NewLeaf announced enhancements to its VA guidelines
that are effective immediately. Collection accounts no longer need to be paid
off by closing. Additional
enhancements to both IRRL and VA cash-out have been posted.
M
& T Bank has updated information regarding VA
loans, VA
Staff Appraisal Reviewers are reminded of the five-day requirement to review a
VA Appraisal and issue a Notice of Value. VA has confirmed that the
five-day limit is measured in business days (not calendar days), and that
federal holidays are excluded from the count. Also, The VA has simplified its
earlier guidance on determining Spousal Status. The VA product pages have
been updated to state: Determination of Spousal Status - The marriage is
recognized by the VA if: The borrowers select "Married" as their
marital status on the 1003, and The borrowers check off "Veteran &
Spouse" on the HUD/VA Addendum. The borrowers signature on the 1003 and on
the HUD/VA Addendum to Uniform Residential Loan Application (VA Form 26-1802a),
is all that is required to satisfy these requirements, the VA Underwriter does
not have to do anything more.
Effective immediately for all applications and loans in
process, per VA Circular 26-15-29 issued November 5th, 2015, USBHM
will no longer be required to submit income documentation to VA for same sex
married applicants. A Supreme Court ruling regarding same sex marriages allows
VA to recognize all marriages without regard to a Veteran's state of residence.
VA will accept the applicants assertion that he or she is married on the VA
Form 26-1802a, HUD/VA Addendum to Uniform Residential Loan Application to
establish spousal status. All married applicants will be processed in the same
manner without any additional scrutiny or development.
Of course the bulk of FHA & VA loans go into GNMA
securities, and Ginnie Mae announced it is enhancing the
disclosure
of Ginnie II program information by providing Multiple Issuer Pools (MIP) in
the MBS Daily (Loan Level) file.
Michael Ehrlich with ThomsonReuters penned, "I
would like to provide a bit more clarity regarding GNMA disclosures specific
to Broker-sourced loans.
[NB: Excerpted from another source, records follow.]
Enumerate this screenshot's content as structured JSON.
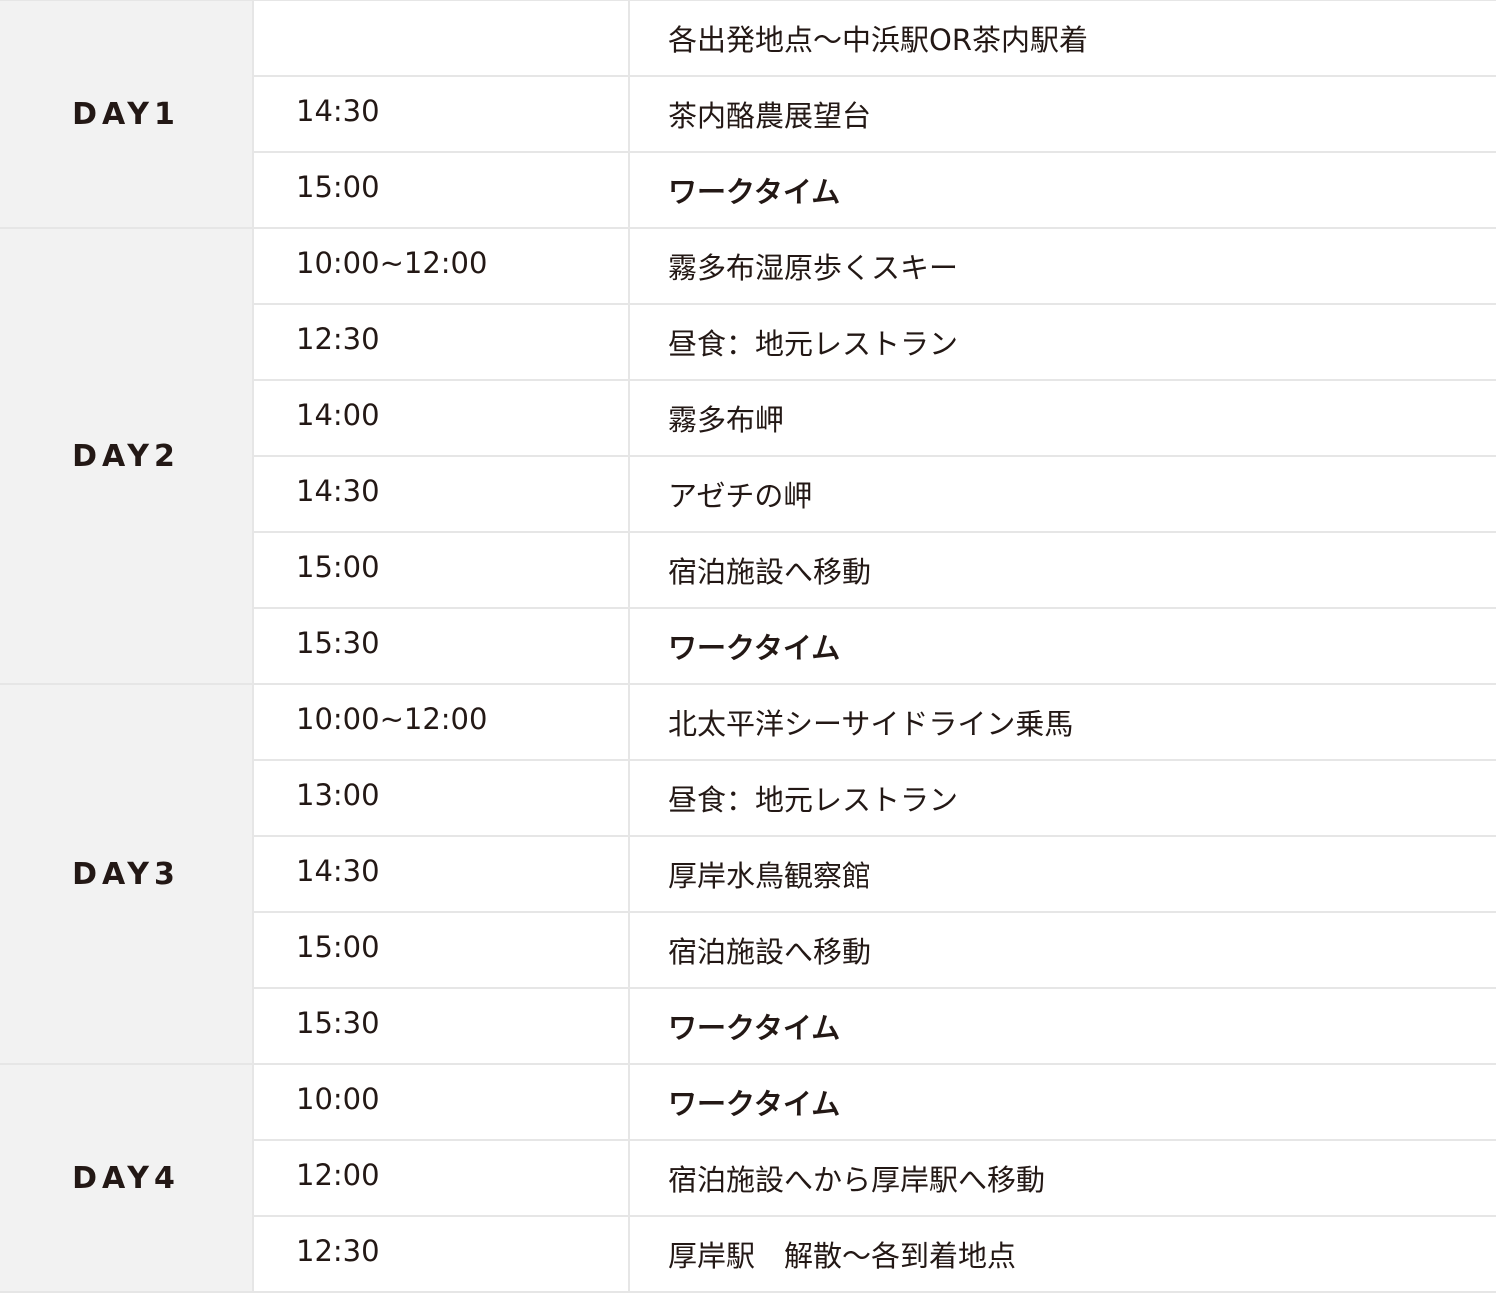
{
  "days": [
    {
      "label": "DAY1",
      "rows": [
        {
          "time": "",
          "activity": "各出発地点～中浜駅OR茶内駅着",
          "bold": false
        },
        {
          "time": "14:30",
          "activity": "茶内酪農展望台",
          "bold": false
        },
        {
          "time": "15:00",
          "activity": "ワークタイム",
          "bold": true
        }
      ]
    },
    {
      "label": "DAY2",
      "rows": [
        {
          "time": "10:00~12:00",
          "activity": "霧多布湿原歩くスキー",
          "bold": false
        },
        {
          "time": "12:30",
          "activity": "昼食：地元レストラン",
          "bold": false
        },
        {
          "time": "14:00",
          "activity": "霧多布岬",
          "bold": false
        },
        {
          "time": "14:30",
          "activity": "アゼチの岬",
          "bold": false
        },
        {
          "time": "15:00",
          "activity": "宿泊施設へ移動",
          "bold": false
        },
        {
          "time": "15:30",
          "activity": "ワークタイム",
          "bold": true
        }
      ]
    },
    {
      "label": "DAY3",
      "rows": [
        {
          "time": "10:00~12:00",
          "activity": "北太平洋シーサイドライン乗馬",
          "bold": false
        },
        {
          "time": "13:00",
          "activity": "昼食：地元レストラン",
          "bold": false
        },
        {
          "time": "14:30",
          "activity": "厚岸水鳥観察館",
          "bold": false
        },
        {
          "time": "15:00",
          "activity": "宿泊施設へ移動",
          "bold": false
        },
        {
          "time": "15:30",
          "activity": "ワークタイム",
          "bold": true
        }
      ]
    },
    {
      "label": "DAY4",
      "rows": [
        {
          "time": "10:00",
          "activity": "ワークタイム",
          "bold": true
        },
        {
          "time": "12:00",
          "activity": "宿泊施設へから厚岸駅へ移動",
          "bold": false
        },
        {
          "time": "12:30",
          "activity": "厚岸駅　解散～各到着地点",
          "bold": false
        }
      ]
    }
  ]
}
When an issuer reports pool issuance data to GNMA,
they are required to identify whether the loan was Broker, Correspondent or
Retail. Upon further analysis of GNMA reporting requirements and field
definitions, I was able to determine that this reporting field for 'Third-Party
Origination Type' actually specifies 'the type of party that participated in
the origination process, specifically
taking in the loan application.' Hence, a loan will show up broker if a broker took in the
loan application. This would still hold true even if a mortgage bank closed and
funded the loan and sold it correspondent to Chase, Nationstar,
Pennymac....etc. The Broker/Wholesale volumes would then include Correspondent
acquired loans that were sold to the issuing investor from another mortgage
bank who acquired the loan from an originator who originated it as a broker
(would that be 4th Party TPO?!). Several large correspondent shops reached out
to me to tell me they did not originate ANYTHING via a wholesale channel;
contradicting the volume numbers under 'broker' that appeared for their company
in the rankings. This would explain why broker volumes are reported. (Note, the
GNMA issuer reports these fields directly to GNMA).
While we're talking about securities, up some, down some,
so go the markets. On no real news of substance the U.S. Treasury market ended
mostly higher Wednesday as equities fell sharply and oil ended modestly lower.
Aside from some forgettable inventory numbers the only event was a $21 billion
10-year Treasury note auction was met with strong demand.
Today we've had Initial Jobless Claims for the week ending 12/05
and Continuing Jobless Claims for the week ending 11/29 (+13k from 269k and
2.16 to 2.24 million, respectively), and November Export Prices ex-ag and
Import Prices ex-oil (import prices -.4%), along with the Treasury auctioning
off $13 billion in 30-year T-bonds. We closed Wednesday with the 10-year at
2.22%, the same place it's been much of 2015, and after this initial spate of
news we're pretty much unchanged from Wednesday's closing levels.